Absurd ist auch, dass Achschtyr nur einen halben Kilometer von der neuen Autobahn entfernt ist, die Dorfbewohner die Straßenverbindung aber nicht nutzen können, weil es keinen Anschluss gibt. Und die Fußgängerbrücke über den Fluss in das Nachbardorf, von wo aus man mit einem Bus in die Stadt fahren kann, ist baufällig und fast schon lebensgefährlich. "Vor drei Jahren hat der Bürgermeister vor Fernsehkameras versprochen, dass wir Wasser und einen Anschluss an die Straße nach Krasnaja Poljana bekommen", erzählt llja Samesin. Passiert sei aber nichts.
Menschen kritisieren Bürgermeister
Erst vor kurzem besuchte Sotschis Bürgermeister Anatolij Pachomow wieder die Menschen in Achschtyr. An den Tag verschwanden fast alle Müllberge. Pachomow versprach, den größten Steinbruch bald stillzulegen und die Betontrasse neben dem Dorf so instandzusetzen, damit sie sicher als Straße genutzt werden könne. Darüber hinaus versicherte er, die Busverbindung wieder einzurichten, die im Jahr 1991 gestrichen worden sei. Zudem betonte der Bürgermeister, dass inzwischen eine Gasleitung in das Dorf verlegt worden sei. Doch viele der armen Dorfbewohner beklagen, dass ein Anschluss ihrer Privathäuser an die Gasleitung viel zu teuer sei.

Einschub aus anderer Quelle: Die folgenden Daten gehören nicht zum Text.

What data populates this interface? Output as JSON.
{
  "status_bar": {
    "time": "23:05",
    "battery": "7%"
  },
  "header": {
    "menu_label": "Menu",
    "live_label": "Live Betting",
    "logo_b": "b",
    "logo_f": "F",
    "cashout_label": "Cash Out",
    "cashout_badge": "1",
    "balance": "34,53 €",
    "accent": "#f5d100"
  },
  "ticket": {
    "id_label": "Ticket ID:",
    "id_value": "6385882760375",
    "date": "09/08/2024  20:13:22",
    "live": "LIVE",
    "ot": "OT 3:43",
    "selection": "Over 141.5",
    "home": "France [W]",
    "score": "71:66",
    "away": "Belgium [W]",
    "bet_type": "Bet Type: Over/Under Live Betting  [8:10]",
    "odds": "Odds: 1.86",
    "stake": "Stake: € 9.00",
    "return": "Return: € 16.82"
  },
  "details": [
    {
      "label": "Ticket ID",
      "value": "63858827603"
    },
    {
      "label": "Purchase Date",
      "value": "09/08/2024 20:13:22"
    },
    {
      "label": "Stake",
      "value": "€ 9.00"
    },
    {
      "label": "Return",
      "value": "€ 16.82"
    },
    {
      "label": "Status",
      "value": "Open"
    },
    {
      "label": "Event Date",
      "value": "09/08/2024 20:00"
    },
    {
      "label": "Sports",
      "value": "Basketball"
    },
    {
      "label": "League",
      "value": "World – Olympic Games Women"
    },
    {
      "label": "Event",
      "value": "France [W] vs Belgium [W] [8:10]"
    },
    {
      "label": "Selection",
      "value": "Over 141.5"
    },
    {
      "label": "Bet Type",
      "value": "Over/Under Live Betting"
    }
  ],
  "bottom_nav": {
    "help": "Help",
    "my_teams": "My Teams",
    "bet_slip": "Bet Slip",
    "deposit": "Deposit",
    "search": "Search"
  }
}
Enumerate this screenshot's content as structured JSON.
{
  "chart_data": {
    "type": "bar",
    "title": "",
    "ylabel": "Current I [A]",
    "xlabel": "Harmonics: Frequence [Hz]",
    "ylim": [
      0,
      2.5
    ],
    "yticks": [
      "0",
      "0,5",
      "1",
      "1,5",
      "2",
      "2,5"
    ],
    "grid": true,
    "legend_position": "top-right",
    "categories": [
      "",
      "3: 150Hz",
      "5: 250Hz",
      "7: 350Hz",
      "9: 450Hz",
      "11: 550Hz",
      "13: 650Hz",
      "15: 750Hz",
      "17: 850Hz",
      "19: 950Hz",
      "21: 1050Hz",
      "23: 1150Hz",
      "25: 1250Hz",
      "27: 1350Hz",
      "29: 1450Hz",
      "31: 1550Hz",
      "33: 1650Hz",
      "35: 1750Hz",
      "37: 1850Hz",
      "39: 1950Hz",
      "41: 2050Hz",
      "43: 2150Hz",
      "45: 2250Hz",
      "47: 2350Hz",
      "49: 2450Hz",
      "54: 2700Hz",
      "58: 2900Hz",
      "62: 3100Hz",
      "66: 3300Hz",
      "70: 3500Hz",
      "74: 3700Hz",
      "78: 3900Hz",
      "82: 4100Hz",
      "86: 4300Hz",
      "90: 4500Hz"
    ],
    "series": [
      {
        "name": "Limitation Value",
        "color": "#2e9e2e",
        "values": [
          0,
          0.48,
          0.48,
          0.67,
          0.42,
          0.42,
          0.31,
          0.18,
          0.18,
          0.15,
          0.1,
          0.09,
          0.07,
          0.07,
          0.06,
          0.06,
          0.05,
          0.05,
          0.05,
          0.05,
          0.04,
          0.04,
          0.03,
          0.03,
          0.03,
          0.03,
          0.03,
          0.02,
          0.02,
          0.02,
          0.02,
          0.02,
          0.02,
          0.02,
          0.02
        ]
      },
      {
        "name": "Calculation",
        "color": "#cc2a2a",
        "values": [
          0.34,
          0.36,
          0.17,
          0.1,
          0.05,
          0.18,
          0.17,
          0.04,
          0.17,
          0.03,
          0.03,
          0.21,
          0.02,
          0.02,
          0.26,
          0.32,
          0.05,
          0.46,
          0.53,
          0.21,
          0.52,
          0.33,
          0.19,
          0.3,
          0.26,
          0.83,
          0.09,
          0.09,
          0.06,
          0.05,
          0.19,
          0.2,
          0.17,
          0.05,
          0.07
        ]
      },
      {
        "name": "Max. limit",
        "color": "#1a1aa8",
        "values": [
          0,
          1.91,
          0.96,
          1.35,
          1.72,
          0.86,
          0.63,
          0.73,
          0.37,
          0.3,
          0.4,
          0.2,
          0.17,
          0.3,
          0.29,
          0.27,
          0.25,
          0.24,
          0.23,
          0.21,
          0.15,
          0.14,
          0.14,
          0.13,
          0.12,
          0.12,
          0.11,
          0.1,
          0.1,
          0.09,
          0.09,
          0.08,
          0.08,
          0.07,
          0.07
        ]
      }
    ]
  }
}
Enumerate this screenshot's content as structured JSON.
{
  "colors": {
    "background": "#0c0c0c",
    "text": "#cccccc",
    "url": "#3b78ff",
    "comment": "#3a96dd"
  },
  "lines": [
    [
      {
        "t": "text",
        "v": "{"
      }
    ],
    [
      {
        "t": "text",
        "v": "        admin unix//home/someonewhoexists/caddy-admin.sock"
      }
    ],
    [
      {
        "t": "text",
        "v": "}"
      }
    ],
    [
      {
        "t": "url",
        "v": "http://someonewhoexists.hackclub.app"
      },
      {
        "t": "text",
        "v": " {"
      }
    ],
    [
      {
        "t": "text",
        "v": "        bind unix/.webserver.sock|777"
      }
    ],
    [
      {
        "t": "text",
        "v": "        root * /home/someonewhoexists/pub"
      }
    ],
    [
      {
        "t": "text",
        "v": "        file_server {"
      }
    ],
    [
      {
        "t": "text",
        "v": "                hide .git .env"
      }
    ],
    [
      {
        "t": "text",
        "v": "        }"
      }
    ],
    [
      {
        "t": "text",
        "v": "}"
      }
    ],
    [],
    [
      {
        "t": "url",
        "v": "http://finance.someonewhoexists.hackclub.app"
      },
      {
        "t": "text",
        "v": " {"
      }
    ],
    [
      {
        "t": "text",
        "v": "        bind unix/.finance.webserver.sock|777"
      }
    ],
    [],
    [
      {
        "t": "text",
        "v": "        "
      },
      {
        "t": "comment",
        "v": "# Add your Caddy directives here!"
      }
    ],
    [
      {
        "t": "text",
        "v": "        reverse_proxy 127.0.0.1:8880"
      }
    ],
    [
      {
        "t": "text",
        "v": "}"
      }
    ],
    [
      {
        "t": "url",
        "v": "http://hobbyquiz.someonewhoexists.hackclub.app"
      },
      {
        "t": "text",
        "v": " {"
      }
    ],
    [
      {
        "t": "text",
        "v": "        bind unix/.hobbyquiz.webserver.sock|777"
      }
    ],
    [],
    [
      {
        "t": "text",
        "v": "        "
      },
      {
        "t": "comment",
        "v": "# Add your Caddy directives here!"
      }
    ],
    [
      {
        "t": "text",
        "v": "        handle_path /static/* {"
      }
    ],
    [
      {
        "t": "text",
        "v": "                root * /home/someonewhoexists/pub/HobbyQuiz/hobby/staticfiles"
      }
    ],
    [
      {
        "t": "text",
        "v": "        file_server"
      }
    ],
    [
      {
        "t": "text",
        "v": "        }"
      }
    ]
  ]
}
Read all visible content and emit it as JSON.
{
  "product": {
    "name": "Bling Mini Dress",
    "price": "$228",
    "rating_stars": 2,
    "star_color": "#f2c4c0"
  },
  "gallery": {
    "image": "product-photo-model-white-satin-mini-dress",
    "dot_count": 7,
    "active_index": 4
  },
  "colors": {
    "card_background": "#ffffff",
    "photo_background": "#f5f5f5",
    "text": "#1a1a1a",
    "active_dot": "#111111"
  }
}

Bei dem Treffen wurde vereinbart, dass eine eigens geschaffene Arbeitsgruppe eine neue Trinkwasserquelle in der Nähe des Dorfes suchen soll. Vorerst sollen Fahrzeuge täglich Trinkwasser nach Achschtyr bringen. Aber viele Bewohner in Achschtyr sind skeptisch. "Nichts wird sich ändern", meint die Rentnerin Ella Sanginowna. Andere Bewohner betonen, Bürgermeister Anatoli Pachomow habe schon früher Versprechungen gemacht, aber sein Wort nicht gehalten.